With a renewed emphasis on making it easier for big businesses to conduct business, the Securities and Exchange Board of India (SEBI) on 7 August recommended significant modifications to its related party transaction (RPT) system.
A substantial revision of materiality requirements is suggested in the capital markets regulator’s consultation paper, which could reduce compliance barriers for the country’s leading listed companies by about 60%.
Why SEBI’s Proposed RPT Changes Matter for Big Firms?
A “scale-based threshold mechanism” is outlined in the consultation document, which is open for public comment, to decide whether RPTs are deemed material and need to be presented to shareholders for approval. For any RPT above INR 1,000 crore, or 10% of their yearly consolidated turnover, whichever is less, listed businesses are currently required to obtain shareholder approval.
SEBI pointed out that this was burdensome for listed organisations with high turnover because it made big businesses designate a lot of large transactions that weren’t really significant as material, which resulted in a lot of paperwork.

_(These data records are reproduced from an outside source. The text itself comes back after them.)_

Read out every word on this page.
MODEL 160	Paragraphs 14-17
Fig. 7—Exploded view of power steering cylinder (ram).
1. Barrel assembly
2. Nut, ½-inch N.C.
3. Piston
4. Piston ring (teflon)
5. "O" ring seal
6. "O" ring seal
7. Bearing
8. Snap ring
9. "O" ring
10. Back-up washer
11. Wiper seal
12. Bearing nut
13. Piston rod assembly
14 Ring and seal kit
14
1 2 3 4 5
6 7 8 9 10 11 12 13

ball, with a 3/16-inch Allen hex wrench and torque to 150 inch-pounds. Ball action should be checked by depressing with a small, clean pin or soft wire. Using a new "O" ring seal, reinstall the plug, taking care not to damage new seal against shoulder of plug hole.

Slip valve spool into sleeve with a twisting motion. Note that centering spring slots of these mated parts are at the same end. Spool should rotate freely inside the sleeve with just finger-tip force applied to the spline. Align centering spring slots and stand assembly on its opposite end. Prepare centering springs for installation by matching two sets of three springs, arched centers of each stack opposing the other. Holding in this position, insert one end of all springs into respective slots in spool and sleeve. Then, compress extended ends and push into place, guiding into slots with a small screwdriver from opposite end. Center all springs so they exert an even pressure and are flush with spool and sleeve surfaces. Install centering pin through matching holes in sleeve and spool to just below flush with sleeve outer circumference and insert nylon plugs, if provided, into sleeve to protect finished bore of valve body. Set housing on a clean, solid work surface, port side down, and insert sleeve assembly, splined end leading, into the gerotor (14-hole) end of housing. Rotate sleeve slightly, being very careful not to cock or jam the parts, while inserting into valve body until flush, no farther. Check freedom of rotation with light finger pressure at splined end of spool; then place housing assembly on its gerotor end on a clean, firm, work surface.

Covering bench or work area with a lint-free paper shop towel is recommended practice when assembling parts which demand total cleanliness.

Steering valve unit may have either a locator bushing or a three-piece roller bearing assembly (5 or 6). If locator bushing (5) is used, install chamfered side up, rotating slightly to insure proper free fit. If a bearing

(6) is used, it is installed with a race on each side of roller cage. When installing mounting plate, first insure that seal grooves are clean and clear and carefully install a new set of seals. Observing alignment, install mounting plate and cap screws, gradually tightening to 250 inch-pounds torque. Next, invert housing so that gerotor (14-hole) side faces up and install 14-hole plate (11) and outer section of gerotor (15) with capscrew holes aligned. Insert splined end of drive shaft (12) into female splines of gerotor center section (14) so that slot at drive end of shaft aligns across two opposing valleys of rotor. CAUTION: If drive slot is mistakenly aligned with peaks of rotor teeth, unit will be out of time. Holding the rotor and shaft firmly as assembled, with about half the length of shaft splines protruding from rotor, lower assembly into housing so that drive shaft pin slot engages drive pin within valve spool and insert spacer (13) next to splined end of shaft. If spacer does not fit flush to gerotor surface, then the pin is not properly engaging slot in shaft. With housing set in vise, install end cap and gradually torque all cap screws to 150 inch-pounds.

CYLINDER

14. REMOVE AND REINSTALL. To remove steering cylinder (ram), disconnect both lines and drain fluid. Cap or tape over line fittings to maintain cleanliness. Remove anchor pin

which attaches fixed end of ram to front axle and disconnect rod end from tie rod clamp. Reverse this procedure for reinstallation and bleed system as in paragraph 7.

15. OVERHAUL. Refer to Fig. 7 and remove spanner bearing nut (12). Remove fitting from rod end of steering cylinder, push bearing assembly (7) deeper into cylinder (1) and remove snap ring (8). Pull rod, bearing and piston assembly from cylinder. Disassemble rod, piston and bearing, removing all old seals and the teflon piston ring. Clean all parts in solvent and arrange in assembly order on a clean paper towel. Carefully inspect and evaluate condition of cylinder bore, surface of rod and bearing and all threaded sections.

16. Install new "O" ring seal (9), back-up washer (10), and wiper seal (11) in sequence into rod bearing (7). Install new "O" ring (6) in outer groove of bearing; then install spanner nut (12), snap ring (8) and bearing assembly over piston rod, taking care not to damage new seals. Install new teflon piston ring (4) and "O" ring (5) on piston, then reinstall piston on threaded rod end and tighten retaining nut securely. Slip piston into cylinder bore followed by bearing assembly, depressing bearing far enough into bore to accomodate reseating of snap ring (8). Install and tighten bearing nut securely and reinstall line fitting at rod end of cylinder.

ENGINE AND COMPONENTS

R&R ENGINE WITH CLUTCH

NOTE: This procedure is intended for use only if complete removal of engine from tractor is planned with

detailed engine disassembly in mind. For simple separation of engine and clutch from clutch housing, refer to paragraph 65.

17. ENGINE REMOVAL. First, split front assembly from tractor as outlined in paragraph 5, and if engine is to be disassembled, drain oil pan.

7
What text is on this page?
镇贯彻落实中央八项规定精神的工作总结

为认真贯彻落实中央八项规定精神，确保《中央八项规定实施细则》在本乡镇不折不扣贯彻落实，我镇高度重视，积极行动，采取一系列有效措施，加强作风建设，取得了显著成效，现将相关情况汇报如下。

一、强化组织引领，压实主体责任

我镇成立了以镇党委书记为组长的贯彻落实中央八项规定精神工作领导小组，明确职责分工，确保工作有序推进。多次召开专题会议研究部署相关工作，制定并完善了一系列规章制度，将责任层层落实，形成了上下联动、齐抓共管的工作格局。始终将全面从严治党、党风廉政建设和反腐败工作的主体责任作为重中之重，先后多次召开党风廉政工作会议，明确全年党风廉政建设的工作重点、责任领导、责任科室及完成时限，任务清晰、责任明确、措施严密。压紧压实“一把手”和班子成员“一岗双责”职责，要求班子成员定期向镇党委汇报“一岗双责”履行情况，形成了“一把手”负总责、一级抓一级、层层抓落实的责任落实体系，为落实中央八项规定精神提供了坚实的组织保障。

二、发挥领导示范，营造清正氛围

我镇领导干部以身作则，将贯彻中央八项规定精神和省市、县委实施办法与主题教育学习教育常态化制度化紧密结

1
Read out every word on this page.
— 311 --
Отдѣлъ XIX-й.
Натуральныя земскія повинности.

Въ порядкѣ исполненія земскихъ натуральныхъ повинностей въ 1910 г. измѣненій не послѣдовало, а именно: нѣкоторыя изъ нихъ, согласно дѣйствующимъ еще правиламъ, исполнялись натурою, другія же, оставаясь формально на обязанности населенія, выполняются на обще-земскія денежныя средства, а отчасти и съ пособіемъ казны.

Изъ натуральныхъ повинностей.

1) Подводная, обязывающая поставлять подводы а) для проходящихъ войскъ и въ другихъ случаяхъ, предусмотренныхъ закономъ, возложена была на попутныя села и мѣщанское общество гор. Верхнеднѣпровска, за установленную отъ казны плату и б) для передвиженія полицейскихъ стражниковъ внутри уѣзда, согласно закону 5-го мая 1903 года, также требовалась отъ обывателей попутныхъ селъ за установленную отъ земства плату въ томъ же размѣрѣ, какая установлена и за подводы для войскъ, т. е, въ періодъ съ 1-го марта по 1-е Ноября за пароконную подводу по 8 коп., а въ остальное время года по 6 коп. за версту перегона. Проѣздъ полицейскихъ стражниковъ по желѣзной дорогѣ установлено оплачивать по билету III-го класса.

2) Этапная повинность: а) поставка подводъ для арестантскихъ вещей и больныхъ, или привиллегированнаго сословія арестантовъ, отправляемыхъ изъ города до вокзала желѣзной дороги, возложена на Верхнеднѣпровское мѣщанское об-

How the New Scale-Based Threshold System Works
SEBI has suggested using a scale-based method in place of the “one-size-fits-all” strategy in order to address this. 10% of yearly consolidated turnover is still the barrier for businesses with a turnover of up to INR 20,000 crore. The barrier, however, is INR 2,000 crore + 5% of turnover exceeding INR 20,000 crore for enterprises with a turnover of INR 20,001–40,000 crore.
Additionally, a threshold of INR 3,000 crore + 2.5% of turnover beyond INR 40,000 crore, up to a maximum of INR 5,000 crore, applies to enterprises with a turnover of more than INR 40,000 crore.
According to SEBI, the scale-based threshold approach would guarantee that the threshold for materiality rises in tandem with the company’s turnover, resulting in a suitable number of related party transactions being classified as material and lowering the burden of compliance for listed entities.
Impact: 60% Reduction in Material RPT Approvals
When SEBI tested the new limits using recent data, it discovered that there were almost 60% fewer substantial RPTs that needed shareholder approval. SEBI addressed subsidiary transactions as well, suggesting that transactions exceeding INR 1 crore need audit committee clearance if they surpass either the new scale-based threshold for the parent company or 10% of the subsidiary’s turnover, “whichever is lower”.
What This Means for Listed Companies and Subsidiaries
10% of net worth or the parent company’s criteria would be used as a comparator for subsidiaries without full-year financials.” Noting that the INR 1 crore exemption from full disclosure requirements is a “minuscule amount for listed entities having high turnover,” Sebi suggested that smaller RPTs only have to give the Audit Committee or shareholders the bare minimum of information, up to 1% of turnover or INR 10 crore, whichever is less.
SEBI Consultation Paper: Key Dates and Deadlines
The consultation document aims to formally state that omnibus RPTs passed at an AGM will remain in effect for a maximum of 15 months, until the next AGM. The approval is good for another year for other shareholder meetings. It was suggested that directors or other key management staff of a listed company or its subsidiary (or their family members) would be the only ones eligible for exemptions from retail purchases.
Additionally, it made clear that listed holding companies are the only ones eligible for exemptions from transactions between holding companies and subsidiaries. SEBI has set a deadline of August 25, 2025, for public feedback on these suggestions. The difficulty, according to legal experts, will be striking a balance between efficiency and adequate rigour, making sure that the compliance reset doesn’t weaken minority rights or create new opportunities for related party dealings to be opaque.